Ужасы инквизиции и правительственных репрессий только увеличивали из года в год поток эмиграции. Подводя итоги эмиграции первой половины XVIII в., тот же автор "Церковной истории" пишет: "Населились от веков ненаселяемые отдаленные сибирские и кавказские горы. Умножились российским народом области: малороссийская, белорусская, польская и бессарабская. Наделились тем же уделом в значительном числе целых обществ многие державы: Турция, европейская и азиатская, Валахия, Молдавия, Австрия и Пруссия". Эта эмиграция носила буржуазный характер.
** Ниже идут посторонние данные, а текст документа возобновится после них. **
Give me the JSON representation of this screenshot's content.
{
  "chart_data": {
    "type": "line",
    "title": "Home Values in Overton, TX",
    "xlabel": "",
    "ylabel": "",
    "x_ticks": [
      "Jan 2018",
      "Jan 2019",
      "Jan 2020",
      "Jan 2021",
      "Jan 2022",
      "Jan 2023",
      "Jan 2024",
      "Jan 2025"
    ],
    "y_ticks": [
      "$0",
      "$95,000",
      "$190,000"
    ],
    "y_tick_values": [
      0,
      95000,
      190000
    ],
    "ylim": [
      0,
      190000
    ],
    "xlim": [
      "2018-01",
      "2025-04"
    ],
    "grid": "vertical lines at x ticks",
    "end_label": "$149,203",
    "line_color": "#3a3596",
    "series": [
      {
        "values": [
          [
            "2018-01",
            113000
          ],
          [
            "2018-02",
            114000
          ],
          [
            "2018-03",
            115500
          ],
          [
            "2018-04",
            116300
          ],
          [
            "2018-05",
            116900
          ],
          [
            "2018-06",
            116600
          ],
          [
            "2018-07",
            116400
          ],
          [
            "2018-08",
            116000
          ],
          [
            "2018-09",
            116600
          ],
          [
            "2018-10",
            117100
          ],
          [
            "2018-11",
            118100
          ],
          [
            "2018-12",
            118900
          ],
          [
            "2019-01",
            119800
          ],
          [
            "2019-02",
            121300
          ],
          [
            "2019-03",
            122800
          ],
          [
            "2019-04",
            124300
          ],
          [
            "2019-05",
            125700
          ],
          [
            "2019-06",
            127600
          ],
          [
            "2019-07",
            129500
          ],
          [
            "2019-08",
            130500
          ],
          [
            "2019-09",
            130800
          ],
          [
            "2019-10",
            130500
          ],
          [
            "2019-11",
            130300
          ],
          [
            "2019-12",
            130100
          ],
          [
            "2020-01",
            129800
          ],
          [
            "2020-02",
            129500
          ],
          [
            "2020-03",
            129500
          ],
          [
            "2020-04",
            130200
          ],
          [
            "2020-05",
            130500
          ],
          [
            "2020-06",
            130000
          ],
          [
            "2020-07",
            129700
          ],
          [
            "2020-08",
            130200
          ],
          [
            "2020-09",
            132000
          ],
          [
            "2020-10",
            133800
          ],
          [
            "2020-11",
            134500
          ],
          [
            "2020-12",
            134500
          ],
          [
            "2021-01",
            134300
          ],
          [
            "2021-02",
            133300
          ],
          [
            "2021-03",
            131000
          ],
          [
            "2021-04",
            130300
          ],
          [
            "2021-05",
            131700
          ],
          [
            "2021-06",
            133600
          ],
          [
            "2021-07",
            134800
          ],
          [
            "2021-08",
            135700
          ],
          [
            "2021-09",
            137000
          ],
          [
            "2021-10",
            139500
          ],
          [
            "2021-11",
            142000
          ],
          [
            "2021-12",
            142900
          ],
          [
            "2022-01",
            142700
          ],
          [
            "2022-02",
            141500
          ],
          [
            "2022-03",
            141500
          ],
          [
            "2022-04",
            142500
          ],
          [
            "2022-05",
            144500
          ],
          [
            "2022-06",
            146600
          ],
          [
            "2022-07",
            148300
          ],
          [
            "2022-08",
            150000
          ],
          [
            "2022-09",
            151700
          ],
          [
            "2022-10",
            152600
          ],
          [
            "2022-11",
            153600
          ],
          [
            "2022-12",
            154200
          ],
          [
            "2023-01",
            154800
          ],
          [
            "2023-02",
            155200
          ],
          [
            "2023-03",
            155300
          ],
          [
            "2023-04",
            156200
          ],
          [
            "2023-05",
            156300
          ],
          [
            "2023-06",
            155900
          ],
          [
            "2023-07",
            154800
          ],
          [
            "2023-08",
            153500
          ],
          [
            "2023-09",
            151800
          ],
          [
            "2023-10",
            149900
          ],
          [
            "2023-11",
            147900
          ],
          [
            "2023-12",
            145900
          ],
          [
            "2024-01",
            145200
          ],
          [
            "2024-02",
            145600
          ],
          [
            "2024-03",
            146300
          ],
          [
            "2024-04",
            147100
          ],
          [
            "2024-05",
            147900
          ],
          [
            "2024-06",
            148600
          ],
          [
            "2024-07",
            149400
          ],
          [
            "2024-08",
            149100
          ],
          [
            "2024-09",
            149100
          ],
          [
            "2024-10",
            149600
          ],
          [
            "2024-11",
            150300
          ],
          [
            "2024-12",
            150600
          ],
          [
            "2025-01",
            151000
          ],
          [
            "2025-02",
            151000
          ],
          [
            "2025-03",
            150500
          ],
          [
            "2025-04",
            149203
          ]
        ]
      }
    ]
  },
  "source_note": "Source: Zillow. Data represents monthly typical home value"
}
Только такие приверженцы раскола, у которых были средства, могли выселиться в зарубежные страны и устроиться там, могли предпринять эмиграцию; крестьянство бежало в лесные и горные дебри и там скрывалось от гонений "антихриста". Заграничные колонии эмигрировавших старообрядцев и дали впоследствии основной контингент адептов старообрядческих церковных организаций, поповщинских и беспоповщинских, т. е. принимавших священников, переходивших из никонианской и синодской церкви, и не принимавших и обходившихся без священников.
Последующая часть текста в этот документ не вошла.